Mit einer verdammt starken Maschine zu einem verdammt guten Preis dürfte das wohl gehen? Eine verdammt große Kanzlei würde so etwas wahrscheinlich einfach kaufen. Aber dann liefe das Ding wie eine Fabrikmaschine 24 Stunden am Tag, lol.

 
neinomu 2025-07-14

Jemand, der nur an den Porsche-Preis denkt und Unterhaltskosten, Spritkosten, Versicherung usw. überhaupt nicht berücksichtigt.

 
beepp 2025-07-14

Bei Diensten wie Chatbots, bei denen eine Streaming-Funktion bereitgestellt werden muss, scheint sich bei gleichzeitiger Verarbeitung die Prefill-Arbeit bis auf das Decoding auszuwirken. Deshalb wirkt es aus Sicht der Nutzer so, als würde die Leistung stark einbrechen, selbst wenn ausreichend VRAM vorhanden ist.

Ich habe Optionen im Zusammenhang mit Chunked Prefill sowie die in vLLM experimentell bereitgestellte Funktion „Disaggregated Prefilling“ ausprobiert.
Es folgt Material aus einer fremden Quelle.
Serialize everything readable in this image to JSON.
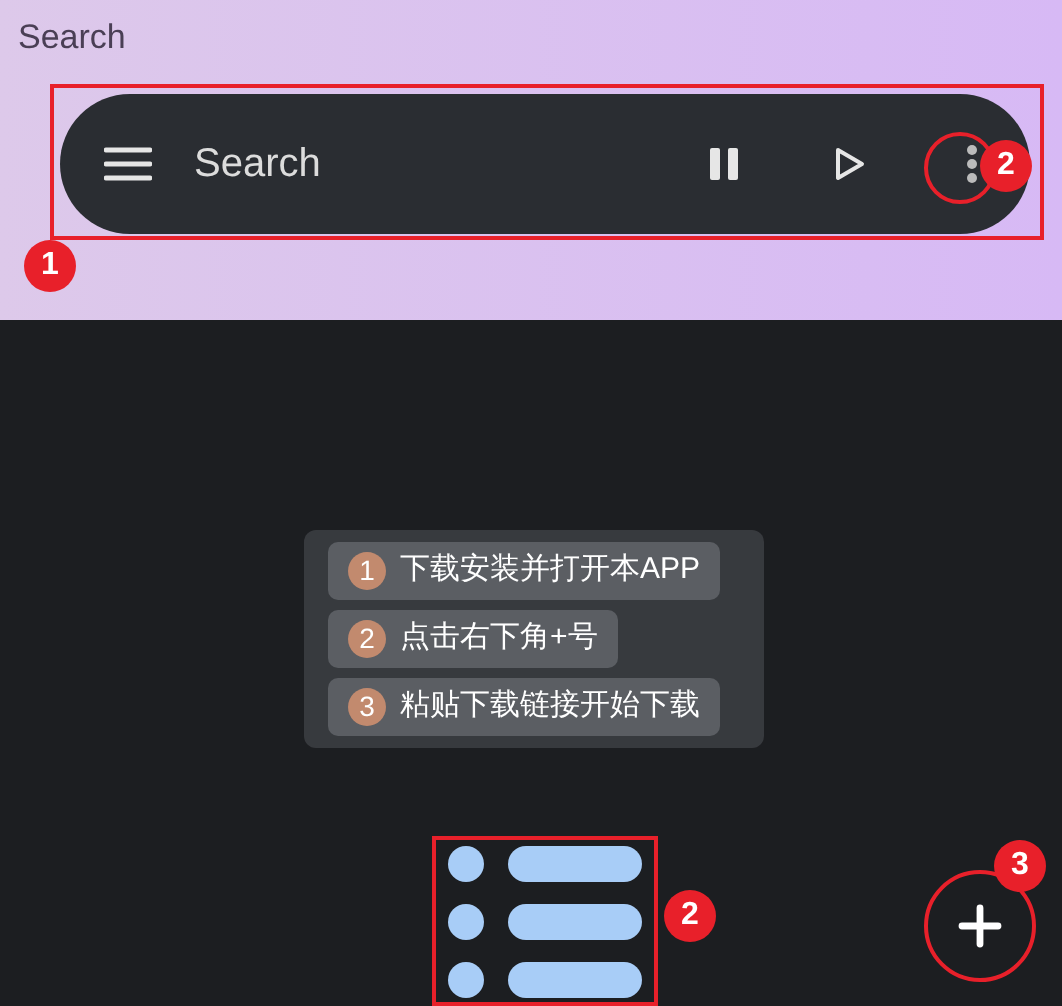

Trotzdem tritt weiterhin das Phänomen auf, dass bereits laufende Antworten ins Stocken geraten und immer wieder abbrechen, sobald neue Anfragen eingehen. Daher würde mich aus der Sicht eines Einsteiger-Entwicklers interessieren, ob es abgesehen davon, die Zahl der GPUs oder Nodes zu erhöhen, einen effizienteren Ansatz gibt.

 
iolothebard 2025-07-14

Letztlich hängt es ganz vom Einzelfall ab!